On the other hand, crypto protocols and DAOs are inherently decentralized and collective in nature. Historically, this has spurred interest in governance methodologies and tools that encourage a more democratic process. Such an environment gathers people with diverse values, and even a single protocol or DAO can attract conflicting viewpoints. This is especially critical for protocols or DAOs serving a public function. If evidence is generated through a limited process, it may reflect only certain values, and using that evidence to dictate funding or decisions runs the risk of excluding other important perspectives.

It is fair to say that the usefulness of evidence has been demonstrated in virtually every industry. Yet the endeavor of generating, accumulating, and applying evidence is always underpinned by the diversity and plurality of values. In the crypto domain, which is deeply rooted in philosophies of decentralization and self-sovereignty, these considerations are particularly essential.
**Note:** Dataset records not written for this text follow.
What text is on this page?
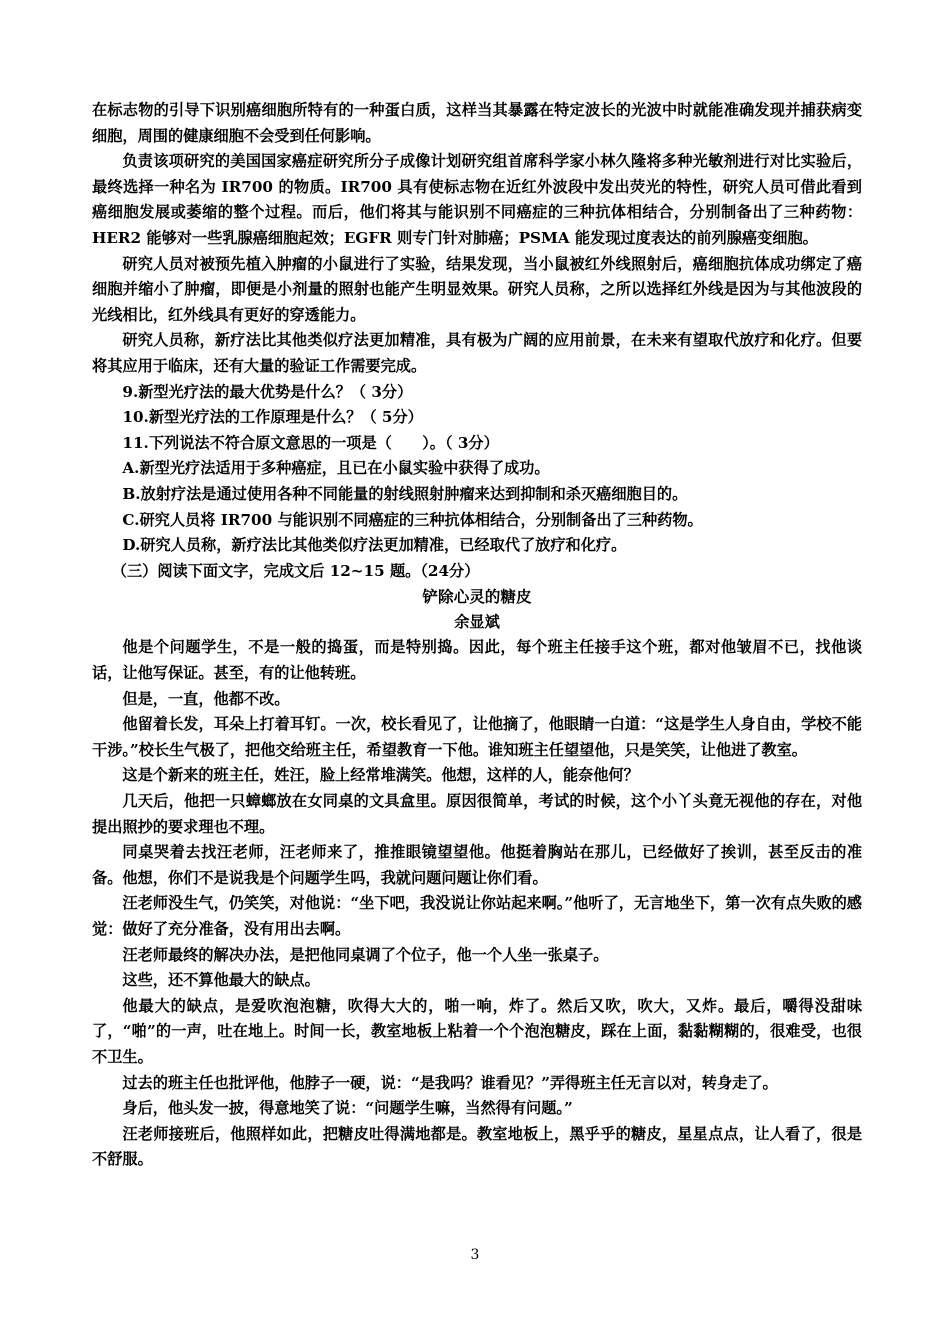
在标志物的引导下识别癌细胞所特有的一种蛋白质，这样当其暴露在特定波长的光波中时就能准确发现并捕获病变细胞，周围的健康细胞不会受到任何影响。

负责该项研究的美国国家癌症研究所分子成像计划研究组首席科学家小林久隆将多种光敏剂进行对比实验后，最终选择一种名为 IR700 的物质。IR700 具有使标志物在近红外波段中发出荧光的特性，研究人员可借此看到癌细胞发展或萎缩的整个过程。而后，他们将其与能识别不同癌症的三种抗体相结合，分别制备出了三种药物：HER2 能够对一些乳腺癌细胞起效；EGFR 则专门针对肺癌；PSMA 能发现过度表达的前列腺癌变细胞。

研究人员对被预先植入肿瘤的小鼠进行了实验，结果发现，当小鼠被红外线照射后，癌细胞抗体成功绑定了癌细胞并缩小了肿瘤，即便是小剂量的照射也能产生明显效果。研究人员称，之所以选择红外线是因为与其他波段的光线相比，红外线具有更好的穿透能力。

研究人员称，新疗法比其他类似疗法更加精准，具有极为广阔的应用前景，在未来有望取代放疗和化疗。但要将其应用于临床，还有大量的验证工作需要完成。

9.新型光疗法的最大优势是什么？（ 3分）

10.新型光疗法的工作原理是什么？（ 5分）

11.下列说法不符合原文意思的一项是（　　）。（ 3分）

A.新型光疗法适用于多种癌症，且已在小鼠实验中获得了成功。

B.放射疗法是通过使用各种不同能量的射线照射肿瘤来达到抑制和杀灭癌细胞目的。

C.研究人员将 IR700 与能识别不同癌症的三种抗体相结合，分别制备出了三种药物。

D.研究人员称，新疗法比其他类似疗法更加精准，已经取代了放疗和化疗。

（三）阅读下面文字，完成文后 12~15 题。（24分）

铲除心灵的糖皮

余显斌

他是个问题学生，不是一般的捣蛋，而是特别捣。因此，每个班主任接手这个班，都对他皱眉不已，找他谈话，让他写保证。甚至，有的让他转班。

但是，一直，他都不改。

他留着长发，耳朵上打着耳钉。一次，校长看见了，让他摘了，他眼睛一白道：“这是学生人身自由，学校不能干涉。”校长生气极了，把他交给班主任，希望教育一下他。谁知班主任望望他，只是笑笑，让他进了教室。

这是个新来的班主任，姓汪，脸上经常堆满笑。他想，这样的人，能奈他何？

几天后，他把一只蟑螂放在女同桌的文具盒里。原因很简单，考试的时候，这个小丫头竟无视他的存在，对他提出照抄的要求理也不理。

同桌哭着去找汪老师，汪老师来了，推推眼镜望望他。他挺着胸站在那儿，已经做好了挨训，甚至反击的准备。他想，你们不是说我是个问题学生吗，我就问题问题让你们看。

汪老师没生气，仍笑笑，对他说：“坐下吧，我没说让你站起来啊。”他听了，无言地坐下，第一次有点失败的感觉：做好了充分准备，没有用出去啊。

汪老师最终的解决办法，是把他同桌调了个位子，他一个人坐一张桌子。

这些，还不算他最大的缺点。

他最大的缺点，是爱吹泡泡糖，吹得大大的，啪一响，炸了。然后又吹，吹大，又炸。最后，嚼得没甜味了，“啪”的一声，吐在地上。时间一长，教室地板上粘着一个个泡泡糖皮，踩在上面，黏黏糊糊的，很难受，也很不卫生。

过去的班主任也批评他，他脖子一硬，说：“是我吗？谁看见？”弄得班主任无言以对，转身走了。

身后，他头发一披，得意地笑了说：“问题学生嘛，当然得有问题。”

汪老师接班后，他照样如此，把糖皮吐得满地都是。教室地板上，黑乎乎的糖皮，星星点点，让人看了，很是不舒服。

3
Twinning Value with Evidence

Evidence must be considered alongside its underlying values if it is to be used effectively. This is especially true in the crypto domain, where a variety of value systems coexist. In such a space, it is necessary to discuss what constitutes a “good state” for a protocol, DAO, public good, or commons. It is also essential to examine the causal relationships behind how specific interventions or programs produce their effects, and to reconcile different perspectives on these outcomes.

From this standpoint, two key points stand out:

  1. Measurement vs. Evaluation Measurement involves collecting data, visualizing it, and analyzing it to understand reality. Evaluation, by contrast, entails making a value judgment—deciding whether a given initiative was successful or not—and then feeding those insights back into practice. While the two processes may appear similar, it is crucial to recognize their differences.

  2. Outputs vs. Outcomes Outputs refer to the direct results of an initiative—for example, the number of participants at an event or a new product that was created. Outcomes, on the other hand, are the changes brought about by those outputs—such as how participants’ behavior evolved after attending an event. Outputs are often easier to measure and thus more commonly tracked. However, to truly assess an intervention’s effectiveness, one must prioritize outcomes, which often require gathering and analyzing more complex information. Formulating hypotheses about how your outputs lead to specific outcomes, then collecting data to test those hypotheses, is crucial. If the hypothesis is validated, allocating additional resources may be warranted; if it is disproven, a rethink is required. By iterating through a PDCA (Plan-Do-Check-Act) cycle, you can deepen your understanding of impact.

Looking ahead, scientific approaches and evidence-based practices in the crypto field are only going to grow. Ideally, these practices will evolve in ways that respect the philosophy of decentralization, leading to ever more effective and equitable endeavors.

Reference

  1. Evidence-based medicine: how to practice and teach EBM, 2nd ed.